The Swiss senate had already endorsed the agreement.
The United States reiterated last week that it would revive potentially costly litigation for the troubled Swiss bank if Switzerland reneged on the agreement, which opened a corner of the country's coveted banking secrecy.
The Swiss government has repeatedly warned that a failure to approve it would harm the Swiss financial industry.
The lower house had rejected the document in a first vote last week as the debate became mired in political bargaining over a tax on bank bonus payments, while the senate had already endorsed the accord twice.
A new hitch emerged after the National Council decided in a separate vote on Tuesday that the deal should be open to an optional referendum, unlike the senate which had ruled out such a move.
Under Switzerland's complex legislative system, Swiss citizens may have 100 days to petition for a nationwide referendum challenging some newly passed legislation by collecting 50,000 signatures.
That would delay application of the deal until August 19, the Swiss news agency ATS reported.
With parliament due to close its summer session on Friday, the two houses of parliament now have to settle the issue of the optional referendum within days.

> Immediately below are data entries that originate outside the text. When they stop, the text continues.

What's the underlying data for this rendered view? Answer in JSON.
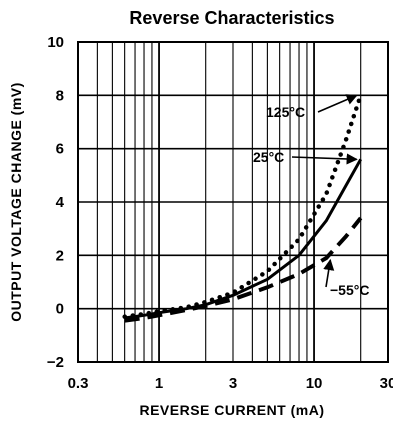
{
  "chart_data": {
    "type": "line",
    "title": "Reverse Characteristics",
    "xlabel": "REVERSE CURRENT (mA)",
    "ylabel": "OUTPUT VOLTAGE CHANGE (mV)",
    "x_scale": "log",
    "xlim": [
      0.3,
      30
    ],
    "ylim": [
      -2,
      10
    ],
    "x_ticks": [
      0.3,
      1,
      3,
      10,
      30
    ],
    "x_tick_labels": [
      "0.3",
      "1",
      "3",
      "10",
      "30"
    ],
    "y_ticks": [
      -2,
      0,
      2,
      4,
      6,
      8,
      10
    ],
    "y_tick_labels": [
      "−2",
      "0",
      "2",
      "4",
      "6",
      "8",
      "10"
    ],
    "grid": true,
    "series": [
      {
        "name": "125°C",
        "line_style": "dotted",
        "x": [
          0.6,
          0.8,
          1.0,
          1.5,
          2.0,
          3.0,
          5.0,
          8.0,
          12.0,
          16.0,
          20.0
        ],
        "y": [
          -0.3,
          -0.2,
          -0.1,
          0.05,
          0.25,
          0.6,
          1.4,
          2.6,
          4.3,
          6.3,
          8.0
        ]
      },
      {
        "name": "25°C",
        "line_style": "solid",
        "x": [
          0.6,
          0.8,
          1.0,
          1.5,
          2.0,
          3.0,
          5.0,
          8.0,
          12.0,
          16.0,
          20.0
        ],
        "y": [
          -0.35,
          -0.25,
          -0.15,
          0.0,
          0.15,
          0.5,
          1.1,
          2.0,
          3.3,
          4.6,
          5.6
        ]
      },
      {
        "name": "−55°C",
        "line_style": "dashed",
        "x": [
          0.6,
          0.8,
          1.0,
          1.5,
          2.0,
          3.0,
          5.0,
          8.0,
          12.0,
          16.0,
          20.0
        ],
        "y": [
          -0.45,
          -0.35,
          -0.25,
          -0.05,
          0.1,
          0.35,
          0.8,
          1.3,
          1.9,
          2.7,
          3.4
        ]
      }
    ],
    "annotations": [
      {
        "text": "125°C",
        "series": 0
      },
      {
        "text": "25°C",
        "series": 1
      },
      {
        "text": "−55°C",
        "series": 2
      }
    ]
  }
}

Switzerland's biggest business association, Economiesuisse, criticised the uncertainty and warned that a referendum clause would prevent Switzerland from respecting the agreement with the United States on time.
A referendum "is not justified, neither from a material point of view nor on the legal front", it added.
Several centre-right parliamentarians also rejected the referendum option while Justice Minister Eveline Widmer-Schlumpf said there was no justification for the step.
She called on lawmakers "to end once and for all the tiresome UBS story".
Officials fear that a breakdown in the deal brokered by Washington and Bern could stoke tensions in broader political and economic relations between the two countries and jeopardise UBS's banking licence in the United States.